Ainsi, l’écriture inclusive, tant critiquée, a le mérite de remettre en question la règle selon laquelle « le masculin l’emporte sur le féminin » et serait un genre non marqué. Comme le souligne Eliane Viennot, professeuse émérite de littérature et historienne, « la langue française n’est pas inégalitaire par nature ». C’est parce que la prédominance du masculin, « plus noble », a été décrétée par une société sexiste qu’aujourd’hui, dans le langage, un seul homme vaut pour mille femmes ou que le mot « professeuse » heurte de nombreuses oreilles.

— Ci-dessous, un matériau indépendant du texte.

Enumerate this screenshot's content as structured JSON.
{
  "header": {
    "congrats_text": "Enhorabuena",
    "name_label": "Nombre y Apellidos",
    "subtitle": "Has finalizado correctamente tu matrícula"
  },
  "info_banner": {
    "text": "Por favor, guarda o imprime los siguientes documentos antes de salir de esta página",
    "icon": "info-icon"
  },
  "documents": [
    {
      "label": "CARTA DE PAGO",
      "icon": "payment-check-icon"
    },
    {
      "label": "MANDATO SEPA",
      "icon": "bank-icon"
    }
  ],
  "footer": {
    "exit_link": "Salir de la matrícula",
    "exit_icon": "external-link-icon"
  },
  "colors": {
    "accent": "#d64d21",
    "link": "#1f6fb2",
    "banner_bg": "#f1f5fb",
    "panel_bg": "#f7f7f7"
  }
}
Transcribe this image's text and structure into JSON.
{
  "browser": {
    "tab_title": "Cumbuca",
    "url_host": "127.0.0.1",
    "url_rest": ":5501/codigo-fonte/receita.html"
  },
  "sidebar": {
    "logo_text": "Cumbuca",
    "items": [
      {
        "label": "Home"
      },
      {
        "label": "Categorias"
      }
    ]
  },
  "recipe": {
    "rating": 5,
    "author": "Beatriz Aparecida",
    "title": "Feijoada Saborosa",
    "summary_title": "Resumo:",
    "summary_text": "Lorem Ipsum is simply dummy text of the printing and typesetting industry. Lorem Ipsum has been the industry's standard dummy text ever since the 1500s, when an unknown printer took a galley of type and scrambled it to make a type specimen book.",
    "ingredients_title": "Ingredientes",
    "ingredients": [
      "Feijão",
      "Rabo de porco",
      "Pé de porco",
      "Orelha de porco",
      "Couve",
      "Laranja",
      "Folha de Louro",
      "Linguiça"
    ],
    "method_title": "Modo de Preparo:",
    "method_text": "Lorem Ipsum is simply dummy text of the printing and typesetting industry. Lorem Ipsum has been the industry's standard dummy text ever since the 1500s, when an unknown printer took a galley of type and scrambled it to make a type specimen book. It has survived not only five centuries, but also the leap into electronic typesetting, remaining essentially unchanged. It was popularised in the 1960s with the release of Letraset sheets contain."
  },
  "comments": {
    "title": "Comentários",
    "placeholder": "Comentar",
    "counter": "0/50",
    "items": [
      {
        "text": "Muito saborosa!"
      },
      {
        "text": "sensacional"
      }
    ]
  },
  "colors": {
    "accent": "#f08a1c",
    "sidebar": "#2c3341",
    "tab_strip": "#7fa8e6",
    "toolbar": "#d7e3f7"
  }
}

Mais « il n’existe pas de faux combat féministe, rappelle Mathieu Arbogast. Chaque combat, même le plus minime, est légitime dans la mesure où il vise à rompre la chaîne, afin que progressivement ce qui semblait normal cesse de l’être ». Chercher un langage moins sexiste vise, dès lors, le même but que tenter de réduire les inégalités salariales ou les violences faites aux femmes.
C’est surtout, soulignent de nombreuses chercheuses, par l’éducation des plus jeunes que le système sexiste pourra être modifié, en réfléchissant à des stratégies sur le très long terme, nécessaires pour renverser des siècles de constructions sociales. En 2014, les « ABCD de l’égalité » étaient conçus comme un outil phare à l’école contre les inégalités entre filles et garçons. Un programme pilote que le ministère de l’éducation avait décidé d’abandonner [5] sous la pression de La Manif pour tous, attachée aux stéréotypes de genre [6].